The resignations or intended resignation of Barclays' Chairman, CEO and COO, and
the possibility that others may follow, create headline risk and the potential
for temporary management dissonance. But Barclays is a large firm with many
experienced managers capable of running its various businesses day-to-day.
It is premature to speculate about any change in strategic direction by new
senior executives. Fitch's view is that the near-term focus of a new team will
be on issues of corporate governance, risk management, operational controls and
regulatory compliance.
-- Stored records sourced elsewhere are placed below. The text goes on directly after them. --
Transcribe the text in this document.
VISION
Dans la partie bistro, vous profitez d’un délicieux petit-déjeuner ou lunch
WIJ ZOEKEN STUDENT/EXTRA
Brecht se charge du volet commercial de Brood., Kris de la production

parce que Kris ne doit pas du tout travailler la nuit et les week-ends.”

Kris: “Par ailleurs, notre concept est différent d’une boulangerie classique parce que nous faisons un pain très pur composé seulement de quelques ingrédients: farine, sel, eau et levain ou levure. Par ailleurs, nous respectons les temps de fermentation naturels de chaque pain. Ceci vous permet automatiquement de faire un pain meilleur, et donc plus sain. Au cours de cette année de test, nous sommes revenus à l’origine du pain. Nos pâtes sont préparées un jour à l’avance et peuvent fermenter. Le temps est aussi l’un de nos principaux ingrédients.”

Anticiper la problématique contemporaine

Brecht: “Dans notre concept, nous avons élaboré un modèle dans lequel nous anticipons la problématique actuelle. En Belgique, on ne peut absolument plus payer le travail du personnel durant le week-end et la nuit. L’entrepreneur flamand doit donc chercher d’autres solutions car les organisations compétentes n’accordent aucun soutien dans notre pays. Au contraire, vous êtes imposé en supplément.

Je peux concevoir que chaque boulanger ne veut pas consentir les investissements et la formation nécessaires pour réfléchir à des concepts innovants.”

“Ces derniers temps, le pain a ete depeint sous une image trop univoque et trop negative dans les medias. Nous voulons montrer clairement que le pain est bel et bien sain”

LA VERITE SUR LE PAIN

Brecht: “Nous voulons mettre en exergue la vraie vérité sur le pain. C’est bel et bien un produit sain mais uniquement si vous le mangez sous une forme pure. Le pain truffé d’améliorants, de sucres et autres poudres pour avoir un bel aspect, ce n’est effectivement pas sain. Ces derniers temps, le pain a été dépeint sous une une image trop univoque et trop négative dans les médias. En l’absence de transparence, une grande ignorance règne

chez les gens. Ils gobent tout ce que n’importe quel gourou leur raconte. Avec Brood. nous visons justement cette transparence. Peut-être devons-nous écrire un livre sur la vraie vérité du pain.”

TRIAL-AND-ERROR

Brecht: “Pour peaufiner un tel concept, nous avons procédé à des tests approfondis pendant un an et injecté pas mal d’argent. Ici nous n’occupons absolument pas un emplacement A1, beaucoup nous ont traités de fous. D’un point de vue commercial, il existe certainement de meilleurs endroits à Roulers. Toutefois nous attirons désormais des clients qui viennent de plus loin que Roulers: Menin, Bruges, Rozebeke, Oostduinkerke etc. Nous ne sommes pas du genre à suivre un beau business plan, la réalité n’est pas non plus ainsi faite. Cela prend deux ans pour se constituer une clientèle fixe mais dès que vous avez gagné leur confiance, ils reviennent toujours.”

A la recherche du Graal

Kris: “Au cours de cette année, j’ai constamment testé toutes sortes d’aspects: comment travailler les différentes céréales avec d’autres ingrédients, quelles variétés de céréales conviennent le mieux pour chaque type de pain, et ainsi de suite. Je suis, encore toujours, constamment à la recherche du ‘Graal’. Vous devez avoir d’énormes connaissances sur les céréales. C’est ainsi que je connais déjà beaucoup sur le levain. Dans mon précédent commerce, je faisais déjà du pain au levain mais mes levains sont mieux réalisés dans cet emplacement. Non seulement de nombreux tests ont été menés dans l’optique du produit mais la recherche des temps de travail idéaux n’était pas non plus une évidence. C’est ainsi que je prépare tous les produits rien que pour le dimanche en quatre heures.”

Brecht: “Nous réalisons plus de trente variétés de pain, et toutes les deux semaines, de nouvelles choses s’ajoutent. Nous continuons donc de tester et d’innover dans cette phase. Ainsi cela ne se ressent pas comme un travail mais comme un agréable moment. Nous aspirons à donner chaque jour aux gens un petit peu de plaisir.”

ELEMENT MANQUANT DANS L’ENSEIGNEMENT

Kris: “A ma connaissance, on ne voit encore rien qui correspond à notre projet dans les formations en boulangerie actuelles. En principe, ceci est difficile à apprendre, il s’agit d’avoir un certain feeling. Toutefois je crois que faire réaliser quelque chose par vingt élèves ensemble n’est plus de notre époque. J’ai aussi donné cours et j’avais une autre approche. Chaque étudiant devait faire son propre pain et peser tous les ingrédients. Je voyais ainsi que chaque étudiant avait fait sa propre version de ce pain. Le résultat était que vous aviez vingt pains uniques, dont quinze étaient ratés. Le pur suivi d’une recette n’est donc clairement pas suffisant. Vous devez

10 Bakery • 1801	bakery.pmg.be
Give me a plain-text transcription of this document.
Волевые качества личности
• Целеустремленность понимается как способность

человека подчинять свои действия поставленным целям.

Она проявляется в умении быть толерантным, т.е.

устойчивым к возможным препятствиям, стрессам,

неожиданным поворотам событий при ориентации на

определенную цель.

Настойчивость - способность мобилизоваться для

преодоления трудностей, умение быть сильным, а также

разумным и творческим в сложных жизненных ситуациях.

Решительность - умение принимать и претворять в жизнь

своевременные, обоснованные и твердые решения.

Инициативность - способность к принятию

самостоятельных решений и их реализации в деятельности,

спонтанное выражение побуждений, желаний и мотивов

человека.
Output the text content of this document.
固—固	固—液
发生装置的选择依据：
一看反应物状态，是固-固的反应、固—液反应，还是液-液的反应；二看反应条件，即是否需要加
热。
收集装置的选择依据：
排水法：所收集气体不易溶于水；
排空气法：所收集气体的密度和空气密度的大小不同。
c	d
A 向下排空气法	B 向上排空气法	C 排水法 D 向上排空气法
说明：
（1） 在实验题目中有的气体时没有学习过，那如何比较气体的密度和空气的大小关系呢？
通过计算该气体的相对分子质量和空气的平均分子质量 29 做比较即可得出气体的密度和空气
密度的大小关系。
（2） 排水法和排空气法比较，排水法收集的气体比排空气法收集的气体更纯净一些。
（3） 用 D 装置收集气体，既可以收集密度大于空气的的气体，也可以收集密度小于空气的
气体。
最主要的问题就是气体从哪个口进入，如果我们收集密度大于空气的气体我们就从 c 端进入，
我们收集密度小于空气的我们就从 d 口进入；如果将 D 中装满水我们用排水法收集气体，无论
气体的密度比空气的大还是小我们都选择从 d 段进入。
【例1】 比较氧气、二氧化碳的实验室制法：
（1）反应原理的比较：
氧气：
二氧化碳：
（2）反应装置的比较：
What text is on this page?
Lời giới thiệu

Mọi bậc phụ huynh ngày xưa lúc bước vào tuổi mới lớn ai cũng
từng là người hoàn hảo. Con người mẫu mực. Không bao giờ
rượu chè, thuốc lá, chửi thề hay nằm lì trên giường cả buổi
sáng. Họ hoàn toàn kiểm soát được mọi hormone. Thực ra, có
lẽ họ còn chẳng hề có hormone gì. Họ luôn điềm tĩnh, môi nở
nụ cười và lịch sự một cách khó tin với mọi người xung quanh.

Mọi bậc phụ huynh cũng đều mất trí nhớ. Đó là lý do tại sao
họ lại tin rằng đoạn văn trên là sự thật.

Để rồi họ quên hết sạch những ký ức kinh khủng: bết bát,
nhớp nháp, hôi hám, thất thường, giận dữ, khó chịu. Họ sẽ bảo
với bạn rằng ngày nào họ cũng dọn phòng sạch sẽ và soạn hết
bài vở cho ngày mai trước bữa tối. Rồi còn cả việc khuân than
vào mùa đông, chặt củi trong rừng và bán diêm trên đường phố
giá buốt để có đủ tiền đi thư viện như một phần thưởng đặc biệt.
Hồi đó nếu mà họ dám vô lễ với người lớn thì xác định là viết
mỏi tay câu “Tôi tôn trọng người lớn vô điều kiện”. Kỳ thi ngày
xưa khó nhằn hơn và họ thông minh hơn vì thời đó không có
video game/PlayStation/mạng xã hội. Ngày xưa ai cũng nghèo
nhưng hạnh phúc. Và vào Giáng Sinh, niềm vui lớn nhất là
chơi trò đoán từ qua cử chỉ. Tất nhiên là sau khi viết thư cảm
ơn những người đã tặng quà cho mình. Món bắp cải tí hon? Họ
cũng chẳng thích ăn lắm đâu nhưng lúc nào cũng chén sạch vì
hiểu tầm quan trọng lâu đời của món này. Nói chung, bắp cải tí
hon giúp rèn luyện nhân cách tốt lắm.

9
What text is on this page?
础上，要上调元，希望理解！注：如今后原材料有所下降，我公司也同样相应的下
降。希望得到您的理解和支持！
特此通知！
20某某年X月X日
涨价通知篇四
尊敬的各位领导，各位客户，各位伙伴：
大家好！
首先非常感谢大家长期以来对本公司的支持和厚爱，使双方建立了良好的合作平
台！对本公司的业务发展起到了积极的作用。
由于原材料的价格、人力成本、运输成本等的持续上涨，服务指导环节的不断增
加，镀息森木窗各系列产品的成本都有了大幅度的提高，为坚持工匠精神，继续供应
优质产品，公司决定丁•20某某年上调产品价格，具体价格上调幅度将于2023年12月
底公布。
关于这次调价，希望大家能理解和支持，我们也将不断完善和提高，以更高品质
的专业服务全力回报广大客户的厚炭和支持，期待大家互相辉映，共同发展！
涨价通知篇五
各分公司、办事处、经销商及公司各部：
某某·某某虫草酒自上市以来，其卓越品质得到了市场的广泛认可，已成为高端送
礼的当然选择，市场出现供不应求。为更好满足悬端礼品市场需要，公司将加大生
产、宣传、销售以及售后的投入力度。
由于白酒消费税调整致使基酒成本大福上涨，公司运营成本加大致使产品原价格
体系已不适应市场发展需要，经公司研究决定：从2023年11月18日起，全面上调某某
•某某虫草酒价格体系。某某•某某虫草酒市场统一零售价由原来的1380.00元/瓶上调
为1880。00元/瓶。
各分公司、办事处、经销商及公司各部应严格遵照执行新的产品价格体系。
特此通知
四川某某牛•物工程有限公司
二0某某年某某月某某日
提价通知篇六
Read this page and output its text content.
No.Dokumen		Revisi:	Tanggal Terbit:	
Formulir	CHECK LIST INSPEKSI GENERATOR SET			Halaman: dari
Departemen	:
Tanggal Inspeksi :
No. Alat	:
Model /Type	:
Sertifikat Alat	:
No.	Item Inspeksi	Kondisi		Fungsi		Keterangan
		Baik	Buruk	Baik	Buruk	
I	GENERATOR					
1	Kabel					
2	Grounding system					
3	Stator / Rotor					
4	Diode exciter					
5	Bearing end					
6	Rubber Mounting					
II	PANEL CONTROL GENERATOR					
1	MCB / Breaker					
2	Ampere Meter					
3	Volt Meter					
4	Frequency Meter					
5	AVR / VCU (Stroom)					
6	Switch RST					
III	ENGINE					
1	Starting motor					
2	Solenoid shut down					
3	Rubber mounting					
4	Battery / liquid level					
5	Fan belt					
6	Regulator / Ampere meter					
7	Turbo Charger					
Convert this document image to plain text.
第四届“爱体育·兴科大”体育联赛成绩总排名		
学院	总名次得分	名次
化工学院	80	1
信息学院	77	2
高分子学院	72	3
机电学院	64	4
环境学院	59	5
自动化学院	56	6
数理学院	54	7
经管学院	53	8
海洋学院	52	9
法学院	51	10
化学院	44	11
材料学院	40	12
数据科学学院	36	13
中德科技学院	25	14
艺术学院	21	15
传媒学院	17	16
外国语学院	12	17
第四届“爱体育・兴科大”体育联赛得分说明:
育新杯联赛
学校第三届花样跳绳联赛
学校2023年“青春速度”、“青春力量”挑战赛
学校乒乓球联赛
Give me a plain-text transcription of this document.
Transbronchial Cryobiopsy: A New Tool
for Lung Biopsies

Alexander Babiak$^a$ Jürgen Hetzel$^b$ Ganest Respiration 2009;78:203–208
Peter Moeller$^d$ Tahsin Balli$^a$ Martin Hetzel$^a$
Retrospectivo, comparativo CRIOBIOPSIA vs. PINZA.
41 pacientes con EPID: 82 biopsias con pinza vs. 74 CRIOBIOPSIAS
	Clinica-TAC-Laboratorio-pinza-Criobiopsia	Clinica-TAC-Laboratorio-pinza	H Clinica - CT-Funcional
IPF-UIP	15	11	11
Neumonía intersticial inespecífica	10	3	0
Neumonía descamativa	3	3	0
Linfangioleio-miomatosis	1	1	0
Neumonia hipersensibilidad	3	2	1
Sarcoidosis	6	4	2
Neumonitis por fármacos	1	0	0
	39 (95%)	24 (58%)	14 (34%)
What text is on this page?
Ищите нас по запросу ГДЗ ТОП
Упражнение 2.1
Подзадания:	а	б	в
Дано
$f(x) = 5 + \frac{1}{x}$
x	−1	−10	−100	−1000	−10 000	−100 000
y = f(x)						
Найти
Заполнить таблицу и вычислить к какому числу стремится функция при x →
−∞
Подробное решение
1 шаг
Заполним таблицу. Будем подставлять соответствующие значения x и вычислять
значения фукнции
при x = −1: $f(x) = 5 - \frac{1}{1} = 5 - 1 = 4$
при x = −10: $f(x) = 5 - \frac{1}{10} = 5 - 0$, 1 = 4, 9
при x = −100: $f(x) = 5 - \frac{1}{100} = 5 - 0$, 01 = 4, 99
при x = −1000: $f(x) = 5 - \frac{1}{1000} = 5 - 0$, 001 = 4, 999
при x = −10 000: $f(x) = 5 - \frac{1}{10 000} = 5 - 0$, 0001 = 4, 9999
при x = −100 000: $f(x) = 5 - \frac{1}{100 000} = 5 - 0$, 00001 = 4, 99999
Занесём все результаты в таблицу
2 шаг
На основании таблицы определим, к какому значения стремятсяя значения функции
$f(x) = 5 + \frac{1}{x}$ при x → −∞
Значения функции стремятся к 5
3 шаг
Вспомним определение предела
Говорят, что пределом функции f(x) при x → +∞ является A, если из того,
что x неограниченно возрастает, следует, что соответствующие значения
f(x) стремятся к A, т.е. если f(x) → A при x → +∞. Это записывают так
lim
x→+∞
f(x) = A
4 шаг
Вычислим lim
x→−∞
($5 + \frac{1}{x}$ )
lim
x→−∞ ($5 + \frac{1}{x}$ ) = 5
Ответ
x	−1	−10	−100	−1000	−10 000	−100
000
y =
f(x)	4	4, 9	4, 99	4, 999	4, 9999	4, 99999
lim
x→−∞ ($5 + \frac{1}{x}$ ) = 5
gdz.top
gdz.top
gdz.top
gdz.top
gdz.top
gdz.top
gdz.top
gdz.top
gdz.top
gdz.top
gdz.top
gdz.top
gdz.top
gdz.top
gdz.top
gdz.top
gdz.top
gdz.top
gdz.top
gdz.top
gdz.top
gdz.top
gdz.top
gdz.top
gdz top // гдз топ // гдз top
Barclays is already working to enhance the competitive
positions and financial contributions of its retail and commercial banking
businesses to better balance its investment bank franchise. Barclays has already
announced a review of business practices throughout the bank.
Additional impacts include the potential for material litigation expenses and
civil settlement costs, and for additional regulatory burdens stemming from
on-going parliamentary scrutiny, including yesterday's Treasury Select Committee
hearing and forthcoming government inquiries. The potential for a lasting impact
to Barclays' franchise from the reputational damage as a result of being first
to settle is unclear.
On the regulatory front, the global banking industry has been on a path of much
greater regulation for several years now - including Dodd-Frank in the US and
the planned ring-fencing of UK retail banks - with the full effect of some
additional regulations and standards yet to be determined or implemented. While
Barclays is currently in the eye of the storm, as the investigations proceed and
the involvement of other banks becomes clearer, its burden is likely to be
shared amongst a broader group of banks.
Fitch highlighted these risks in the fourth quarter of last year when we
downgraded the ratings of a number of the largest global banks, including a
majority of the banks in our Global Trading and Universal Bank (GTUB) peer
group. At the time we stated that, in addition to various rating strengths and
other risk factors, the complexity of their business models and exposure to fat
tail risk make it more difficult to predict and assess the size of losses that
could emerge rapidly from unexpected events.
In December, Fitch downgraded Barclays to 'A' from 'AA-', with a Stable Outlook.
The impact of the Libor investigation does not currently alter our view on
Barclays' or any other GTUB's credit ratings. However, if the investigations or
any reputational damage result in a notable and lasting business or financial
impact that meaningfully impacts a bank's credit risk profile, Fitch would then
reconsider the appropriate rating levels for the affected institutions.